After her Brexit speech, the PM declared of Jeremy Corbyn: "I've got a plan - he doesn't have a clue". 

The woman derided as “Theresa Maybe” believes she has neutralised that charge. Following her Brexit speech, Theresa May cut a far more confident figure at today's PMQs. Jeremy Corbyn inevitably devoted all six of his questions to Europe but failed to land a definitive blow.

He began by denouncing May for “sidelining parliament” at the very moment the UK was supposedly reclaiming sovereignty (though he yesterday praised her for guaranteeing MPs would get a vote). “It’s not so much the Iron Lady as the irony lady,” he quipped. But May, who has sometimes faltered against Corbyn, had a ready retort. The Labour leader, she noted, had denounced the government for planning to leave the single market while simultaneously seeking “access” to it. Yet “access”, she went on, was precisely what Corbyn had demanded (seemingly having confused it with full membership). "I've got a plan - he doesn't have a clue,” she declared.

When Corbyn recalled May’s economic warnings during the referendum (“Does she now disagree with herself?”), the PM was able to reply: “I said if we voted to leave the EU the sky would not fall in and look at what has happened to our economic situation since we voted to leave the EU”.

Corbyn’s subsequent question on whether May would pay for single market access was less wounding than it might have been because she has consistently refused to rule out budget contributions (though yesterday emphasised that the days of “vast” payments were over).

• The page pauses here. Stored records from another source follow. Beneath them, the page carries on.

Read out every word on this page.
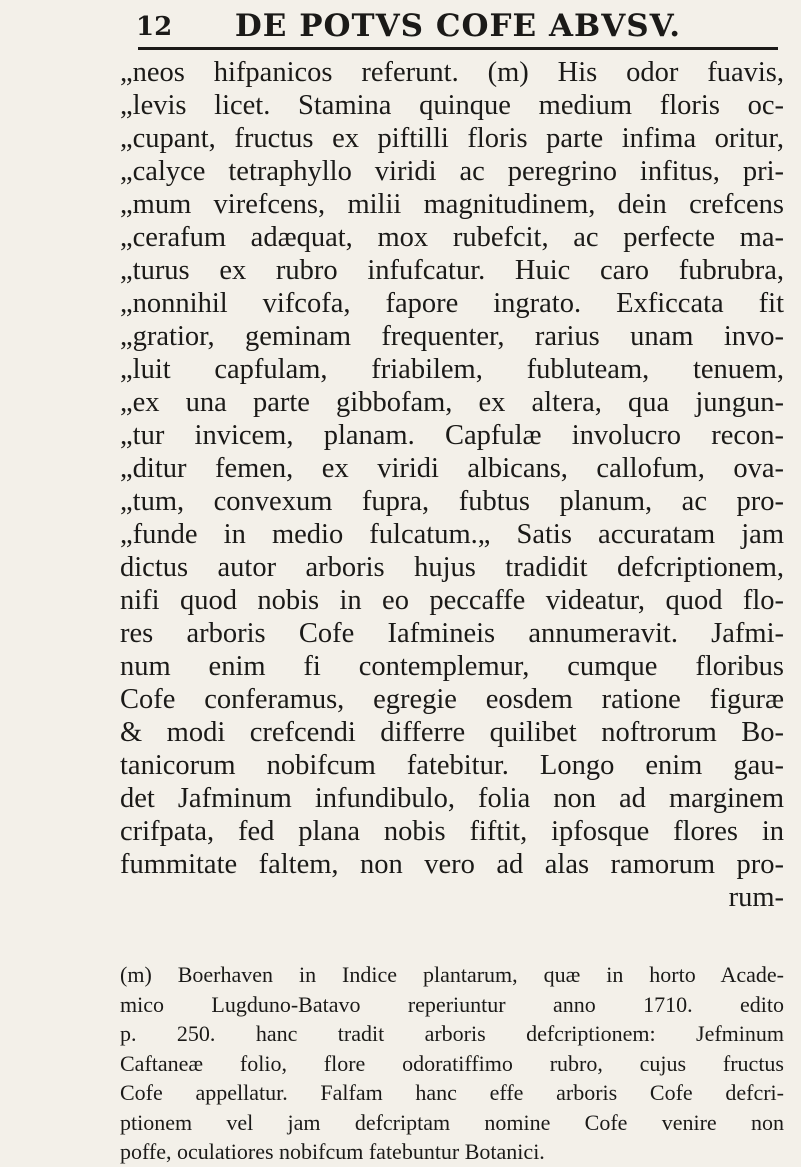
12	DE POTVS COFE ABVSV.
„neos hifpanicos referunt. (m) His odor fuavis,
„levis licet. Stamina quinque medium floris oc-
„cupant, fructus ex piftilli floris parte infima oritur,
„calyce tetraphyllo viridi ac peregrino infitus, pri-
„mum virefcens, milii magnitudinem, dein crefcens
„cerafum adæquat, mox rubefcit, ac perfecte ma-
„turus ex rubro infufcatur. Huic caro fubrubra,
„nonnihil vifcofa, fapore ingrato. Exficcata fit
„gratior, geminam frequenter, rarius unam invo-
„luit capfulam, friabilem, fubluteam, tenuem,
„ex una parte gibbofam, ex altera, qua jungun-
„tur invicem, planam. Capfulæ involucro recon-
„ditur femen, ex viridi albicans, callofum, ova-
„tum, convexum fupra, fubtus planum, ac pro-
„funde in medio fulcatum.„ Satis accuratam jam
dictus autor arboris hujus tradidit defcriptionem,
nifi quod nobis in eo peccaffe videatur, quod flo-
res arboris Cofe Iafmineis annumeravit. Jafmi-
num enim fi contemplemur, cumque floribus
Cofe conferamus, egregie eosdem ratione figuræ
& modi crefcendi differre quilibet noftrorum Bo-
tanicorum nobifcum fatebitur. Longo enim gau-
det Jafminum infundibulo, folia non ad marginem
crifpata, fed plana nobis fiftit, ipfosque flores in
fummitate faltem, non vero ad alas ramorum pro-
rum-
(m) Boerhaven in Indice plantarum, quæ in horto Acade-
mico Lugduno-Batavo reperiuntur anno 1710. edito
p. 250. hanc tradit arboris defcriptionem: Jefminum
Caftaneæ folio, flore odoratiffimo rubro, cujus fructus
Cofe appellatur. Falfam hanc effe arboris Cofe defcri-
ptionem vel jam defcriptam nomine Cofe venire non
poffe, oculatiores nobifcum fatebuntur Botanici.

When the Labour leader ended by rightly hailing the contribution immigrants made to public services (“The real pressure on public services comes from a government that slashed billions”), May took full opportunity of the chance to have the last word, launching a full-frontal attack on his leadership and a defence of hers. “There is indeed a difference - when I look at the issue of Brexit or any other issues like the NHS or social care, I consider the issue, I set out my plan and I stick to it. It's called leadership, he should try it some time.”

For May, life will soon get harder. Once Article 50 is triggered, it is the EU 27, not the UK, that will take back control (the withdrawal agreement must be approved by at least 72 per cent of member states). With MPs now guaranteed a vote on the final outcome, parliament will also reassert itself. But for now, May can reflect with satisfaction on her strengthened position.

George Eaton is political editor of the New Statesman.